I wonder whether he is dealing with this problem from the wrong end. If we deal with improving the quality of decision-making, in some cases by making it easier, and so more straightforward, for applicants to know what is required of them, we would see this logjam that he talks about removed. To try to deal with the logjam by merely removing the right to appeal does not seem to me to be the right way round.
I was surprised that he drew any comfort from the chief inspector’s report. I think that it is quite damning. Basically, he says, “I make these recommendations, people accept them, but it does not get any better”. Before the Government take an action such as this, they should seek significant changes and improvements in decision-making. I do not lay it all at the door of poor decision-making. However, he tells me that every decision is reviewed by a senior manager, so clearly something is wrong when so many appeals succeed despite that. Something in the process is going badly wrong.
I will not press my amendment today. I am grateful to the Minister for pointing out the deficiencies in my drafting but, despite his very brave attempts, I am not really reassured.
My Lords, before my noble kinsman decides what to do with his amendment—obviously, it is his decision—I want to pick up one point. The noble Baroness says that an awful lot of appeals are the result of wrong decisions. I accept that some are the result of wrong decisions, but as she would accept, an awful lot are the result of the wrong information coming forward, and that is something far better dealt with by means of a new application. Obviously, we might have to look at how to ensure that people get the right information into their original application so that the correct decision can be made. That is a matter of making sure that we have the right procedures in place and I will certainly be prepared to look at that. However, I do not think that she should imply that all the problems are down to bad decision-making; an awful lot are the result of new information coming forward. That is why there are so many appeals.
If the noble Lord reads Hansard and looks at my previous comments and at what I have just said, he will find that I acknowledge that sometimes a wrong decision is made because the right information is not supplied. Indeed, I quoted the chief inspector as saying that in 16% of the cases reviewed, applications had been refused on the basis of a failure to provide information, but the applicant was not aware of what information was required. I acknowledge that important point. If the Minister were to take that back to the UK Borders Agency and act on it, that would be an extremely positive step, so that all applicants are made fully aware at the time of application what information is required.
My Lords, may I raise one question? I live in a community where a lot of migration takes place and I can quote examples. However, I need some clarification from the Minister. On more than one occasion, applications from family visitors, who have visited Britain more than once, have been refused even though they have complied with the law and have done nothing against the law. They say, “Yes, we accept that the applicant has been to Britain in the past and that they have not broken any law, but things have changed and, on the balance of probabilities, we believe that they will not go back”. I wonder what sort of new information they will supply if they resubmit their application. The only answer I can see is a right of appeal, so that they can prove that they can fulfil all the requirements and guarantees needed to show that they will go back, as they have done in the past.

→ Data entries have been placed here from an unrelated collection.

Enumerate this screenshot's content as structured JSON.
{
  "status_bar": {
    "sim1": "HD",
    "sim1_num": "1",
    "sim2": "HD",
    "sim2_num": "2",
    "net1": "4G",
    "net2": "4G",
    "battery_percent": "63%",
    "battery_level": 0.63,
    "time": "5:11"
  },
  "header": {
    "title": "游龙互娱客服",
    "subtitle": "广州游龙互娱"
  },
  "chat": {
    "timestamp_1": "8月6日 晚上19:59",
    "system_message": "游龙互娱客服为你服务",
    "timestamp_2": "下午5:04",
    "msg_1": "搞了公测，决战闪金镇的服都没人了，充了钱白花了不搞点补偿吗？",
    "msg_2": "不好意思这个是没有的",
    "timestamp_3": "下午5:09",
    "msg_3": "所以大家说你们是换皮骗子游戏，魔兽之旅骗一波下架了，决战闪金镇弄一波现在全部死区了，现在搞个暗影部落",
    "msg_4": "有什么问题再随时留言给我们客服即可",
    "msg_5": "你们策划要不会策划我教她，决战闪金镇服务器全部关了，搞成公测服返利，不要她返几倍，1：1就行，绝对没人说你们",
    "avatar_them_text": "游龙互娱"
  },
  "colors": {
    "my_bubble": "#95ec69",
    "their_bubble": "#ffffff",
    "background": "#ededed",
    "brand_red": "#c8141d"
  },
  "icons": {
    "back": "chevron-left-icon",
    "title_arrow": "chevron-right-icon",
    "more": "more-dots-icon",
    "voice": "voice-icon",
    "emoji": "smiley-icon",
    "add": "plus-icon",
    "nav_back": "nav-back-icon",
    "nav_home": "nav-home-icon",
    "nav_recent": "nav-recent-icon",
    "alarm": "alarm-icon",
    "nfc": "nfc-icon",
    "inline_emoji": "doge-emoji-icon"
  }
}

My Lords, without knowing more about the sort of cases that my noble friend refers to, I do not think that I can respond to him at this stage. The more general point, and the reason for bringing this clause forward, is that we feel that many of the applications can be dealt with by a new application and so the process of a right of appeal is not the right way forward. We are bringing it into line with other parts of the immigration system. In the main, we have found that so many appeals have been on the basis of new information. This is a more appropriate way of dealing with it.
My Lords, I dread to think of how many occasions I have sat here and listened to Ministers from the Front Bench saying that they will make amends for the all the criticisms that have come from the chief inspectors of the UK Border Agency or their predecessors; yet on the next occasion we debate precisely the same thing. It is with some reluctance that one accepts the assurances that the Minister has given that the Government are going to sort out the UK Border Agency so that fewer false decisions are made. I am sure that he has been told by the officials that they have this matter in hand but the benefit of past experience shows us that we cannot rely on that.
In relation to the suggestion made by my noble friend Lady Hamwee, that there should be some mechanism whereby, if the entry certificate officer needs some further information that the applicant could not possibly have known would be required on his original application, that should not be the cause of a refusal but of a communication from the ECO to the applicant to say exactly what kind of information is needed and that that would be considered in making the decision. There is no such mechanism at the moment and I am not satisfied that the assurances the Minister has given, that he will look at the proposal, are sufficient. My suggestion is that we could perhaps think about this before Report and come back to it then, to hear further from the Minister about what progress he has been able to make on my noble friend Lady Hamwee’s suggestion.
Even so, there remains a problem: that the applicant has a black mark against them in the Home Office records, which may have deleterious effects on any further application that he makes. When he comes to make another visit and officers look up what happened in the past, they will see that he has had a refusal. In the case that I mentioned of Mrs N in Beirut, who made a number of visits to her husband in London, no problem was ever encountered. It was rather like the case cited by my noble friend Lord Hussain. Quite simply, they granted the entry certificate. She came to visit her husband in London and went back to Beirut afterwards, for the very simple reason that she had an 89-year-old mother there for whom she is the primary carer, as I explained. That was known—it must be on the files—yet on this occasion, after she has been from Beirut to London perhaps a dozen times without any problem, suddenly she was refused.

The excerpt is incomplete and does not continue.